Politicians on the left should take note: Advocating for expanded entitlements and a more caring government may make for good campaign sound bites but less than stellar policies.
Look at the impact of the Fight for $15 minimum wage push. Chances are you’ve seen these protests, which have popped up around the country. Detroit has hosted several.
“It’s been a hysteria sweeping the country,” says Mark Perry, American Enterprise Institute scholar and professor of finance and business economics at the University Michigan-Flint.
In April, 500 workers and activists made the case in Detroit for $15 an hour. Michigan’s minimum wage jumped to $8.90 at the start of this year. At the federal level, it is $7.25 an hour.
Liberals have embraced this cause. Hillary Clinton and Bernie Sanders certainly did as they competed for the Democratic nomination for president last year. And after announcing his bid for Detroit mayor earlier this year, state Sen. Coleman Young II said a $15 minimum wage would be on his to-do list. Several Michigan Democrats who’ve already announced their candidacy for governor have also made this a priority.
Clamoring for higher wages and “free” college tuition is popular these days. Even President Donald Trump, thanks to his daughter Ivanka, is pushing for a paid family leave mandate. While these may sound like positive developments, in practice they pose real problems. Someone has to pay for these benefits — usually middle-class taxpayers.
Commenting on Young’s proposal, Michael Saltsman with the Employment Policies Institute, countered: “Wayne County in particular can’t afford this hollowing out of its entry-level workforce. Nearly two-thirds of young adults in the county aren’t in the workforce at all.”

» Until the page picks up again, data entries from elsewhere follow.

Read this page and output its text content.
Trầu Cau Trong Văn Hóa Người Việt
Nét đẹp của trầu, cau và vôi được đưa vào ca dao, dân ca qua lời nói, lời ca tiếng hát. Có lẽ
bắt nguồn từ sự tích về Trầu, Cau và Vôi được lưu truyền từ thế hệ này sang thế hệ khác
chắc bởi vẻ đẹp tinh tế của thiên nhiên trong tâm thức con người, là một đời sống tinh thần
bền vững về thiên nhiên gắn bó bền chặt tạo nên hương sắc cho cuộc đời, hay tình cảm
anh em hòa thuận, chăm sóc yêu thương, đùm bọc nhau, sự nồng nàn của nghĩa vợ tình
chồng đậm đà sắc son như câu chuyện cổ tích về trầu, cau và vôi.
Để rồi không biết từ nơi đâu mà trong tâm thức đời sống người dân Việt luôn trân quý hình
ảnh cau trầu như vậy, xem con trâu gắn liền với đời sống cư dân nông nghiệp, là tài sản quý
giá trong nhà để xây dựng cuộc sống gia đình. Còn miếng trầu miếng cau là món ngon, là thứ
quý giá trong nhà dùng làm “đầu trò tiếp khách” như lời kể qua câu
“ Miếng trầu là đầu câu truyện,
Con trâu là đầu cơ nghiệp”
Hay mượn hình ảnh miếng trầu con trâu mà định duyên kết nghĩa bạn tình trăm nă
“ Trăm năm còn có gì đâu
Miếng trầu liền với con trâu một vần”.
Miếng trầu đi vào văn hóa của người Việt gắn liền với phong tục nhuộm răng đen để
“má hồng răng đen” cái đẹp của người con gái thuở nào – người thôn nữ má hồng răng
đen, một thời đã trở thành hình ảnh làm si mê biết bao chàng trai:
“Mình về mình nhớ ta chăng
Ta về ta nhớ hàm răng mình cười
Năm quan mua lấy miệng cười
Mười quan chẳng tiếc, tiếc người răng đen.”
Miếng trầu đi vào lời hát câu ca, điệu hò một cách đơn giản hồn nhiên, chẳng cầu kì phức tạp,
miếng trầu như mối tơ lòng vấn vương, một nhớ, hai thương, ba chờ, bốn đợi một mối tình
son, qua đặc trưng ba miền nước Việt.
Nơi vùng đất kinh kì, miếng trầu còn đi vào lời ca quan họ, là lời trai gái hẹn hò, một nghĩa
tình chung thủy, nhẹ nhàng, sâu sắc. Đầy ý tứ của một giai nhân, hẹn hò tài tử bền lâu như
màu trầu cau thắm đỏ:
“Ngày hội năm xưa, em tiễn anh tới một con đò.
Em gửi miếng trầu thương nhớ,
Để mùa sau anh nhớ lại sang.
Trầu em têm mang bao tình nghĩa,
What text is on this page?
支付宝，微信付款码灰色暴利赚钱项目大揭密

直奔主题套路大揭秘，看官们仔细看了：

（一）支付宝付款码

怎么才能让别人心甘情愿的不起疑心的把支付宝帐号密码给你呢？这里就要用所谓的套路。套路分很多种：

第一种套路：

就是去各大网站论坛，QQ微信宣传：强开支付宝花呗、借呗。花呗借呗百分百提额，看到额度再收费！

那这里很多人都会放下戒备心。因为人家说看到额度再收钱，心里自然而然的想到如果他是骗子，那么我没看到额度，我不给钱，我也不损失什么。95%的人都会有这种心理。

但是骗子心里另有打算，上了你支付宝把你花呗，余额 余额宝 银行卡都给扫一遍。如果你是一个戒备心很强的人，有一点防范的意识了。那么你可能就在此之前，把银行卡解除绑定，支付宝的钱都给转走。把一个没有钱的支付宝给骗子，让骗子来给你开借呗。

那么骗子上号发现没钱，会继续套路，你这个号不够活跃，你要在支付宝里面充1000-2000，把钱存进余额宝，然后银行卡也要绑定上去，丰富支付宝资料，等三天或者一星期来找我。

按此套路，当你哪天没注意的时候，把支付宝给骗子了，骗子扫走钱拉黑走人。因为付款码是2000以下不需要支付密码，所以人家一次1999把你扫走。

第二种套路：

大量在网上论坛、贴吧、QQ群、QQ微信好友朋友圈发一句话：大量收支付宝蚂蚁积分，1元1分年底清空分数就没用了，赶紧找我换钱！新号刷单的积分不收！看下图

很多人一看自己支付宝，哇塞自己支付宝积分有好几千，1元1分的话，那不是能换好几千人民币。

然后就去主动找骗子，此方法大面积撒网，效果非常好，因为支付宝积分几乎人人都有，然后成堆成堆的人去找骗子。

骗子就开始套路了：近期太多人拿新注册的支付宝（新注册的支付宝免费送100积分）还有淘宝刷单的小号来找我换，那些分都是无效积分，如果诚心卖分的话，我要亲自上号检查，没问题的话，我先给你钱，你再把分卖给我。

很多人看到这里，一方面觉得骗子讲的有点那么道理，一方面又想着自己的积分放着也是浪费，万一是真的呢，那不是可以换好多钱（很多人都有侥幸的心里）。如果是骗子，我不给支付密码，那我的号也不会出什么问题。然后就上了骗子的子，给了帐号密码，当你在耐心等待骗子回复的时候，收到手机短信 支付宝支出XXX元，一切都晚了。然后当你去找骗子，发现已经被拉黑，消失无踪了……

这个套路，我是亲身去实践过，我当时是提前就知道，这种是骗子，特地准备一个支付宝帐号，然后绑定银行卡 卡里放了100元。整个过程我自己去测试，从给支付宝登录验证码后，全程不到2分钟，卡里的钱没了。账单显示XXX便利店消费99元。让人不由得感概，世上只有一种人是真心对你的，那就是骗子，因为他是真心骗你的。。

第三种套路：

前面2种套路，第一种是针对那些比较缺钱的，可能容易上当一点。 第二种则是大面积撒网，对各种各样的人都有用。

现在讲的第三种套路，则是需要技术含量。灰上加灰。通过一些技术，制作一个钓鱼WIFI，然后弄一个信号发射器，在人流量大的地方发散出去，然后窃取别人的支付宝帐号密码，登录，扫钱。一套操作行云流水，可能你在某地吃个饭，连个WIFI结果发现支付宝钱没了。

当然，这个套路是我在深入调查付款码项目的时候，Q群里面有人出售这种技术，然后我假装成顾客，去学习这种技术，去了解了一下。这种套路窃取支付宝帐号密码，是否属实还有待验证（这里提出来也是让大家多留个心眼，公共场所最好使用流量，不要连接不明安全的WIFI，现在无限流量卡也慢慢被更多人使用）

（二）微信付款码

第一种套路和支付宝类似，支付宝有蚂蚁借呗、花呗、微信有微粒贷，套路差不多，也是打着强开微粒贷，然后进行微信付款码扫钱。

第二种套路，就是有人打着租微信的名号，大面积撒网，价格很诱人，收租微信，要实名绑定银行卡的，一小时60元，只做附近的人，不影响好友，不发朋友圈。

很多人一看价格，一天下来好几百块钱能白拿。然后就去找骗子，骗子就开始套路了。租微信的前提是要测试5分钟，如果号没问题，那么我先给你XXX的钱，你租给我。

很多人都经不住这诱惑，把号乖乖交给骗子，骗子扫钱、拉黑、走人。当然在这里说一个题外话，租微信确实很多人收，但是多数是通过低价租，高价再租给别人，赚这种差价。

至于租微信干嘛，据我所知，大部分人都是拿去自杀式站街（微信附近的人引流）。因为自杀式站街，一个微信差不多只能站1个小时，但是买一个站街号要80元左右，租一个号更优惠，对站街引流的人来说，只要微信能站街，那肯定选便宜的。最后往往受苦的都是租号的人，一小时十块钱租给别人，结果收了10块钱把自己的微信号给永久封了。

That’s the opposite effect Detroit workers need, especially those looking to build a resume. And Saltsman’s argument lines up with new research out of Washington state that should give higher wage proponents pause.
Here’s what $15 an hour actually looks like in practice. In 2014, Seattle passed a measure to raise its minimum wage to $15 (gradually), and it has provided researchers with excellent data of what each pay jump means for area employers and workers.
It doesn’t look good. Researchers from the University of Washington have found that although employees are indeed making more an hour, they have also seen a 9 percent loss in hours worked. For workers in Seattle, that amounts to $125 a month. The research team also estimates a loss of 5,000 low-wage jobs (a 6.8 percent decline) because of the wage mandate.
In addition to the burden on employers, especially small businesses, these high wages are also harming low-skilled workers who need experience, as employers will aim to hire someone “worth” $15.
“It takes away their bargaining power,” Perry says.
And the study was only looking at the impacts of the $13 hourly wage. Expect more negative results as the city hits the $15 target. Seattle was one of the first cities to adopt this high a wage, which made it ideal to study. But others have followed suit, including San Francisco and Washington, D.C.— and most recently Minneapolis.
“It just doesn’t make sense,” Perry says. “It sells politically, but very few economists would support a $15 wage anywhere. Hopefully this will sober people up a bit.”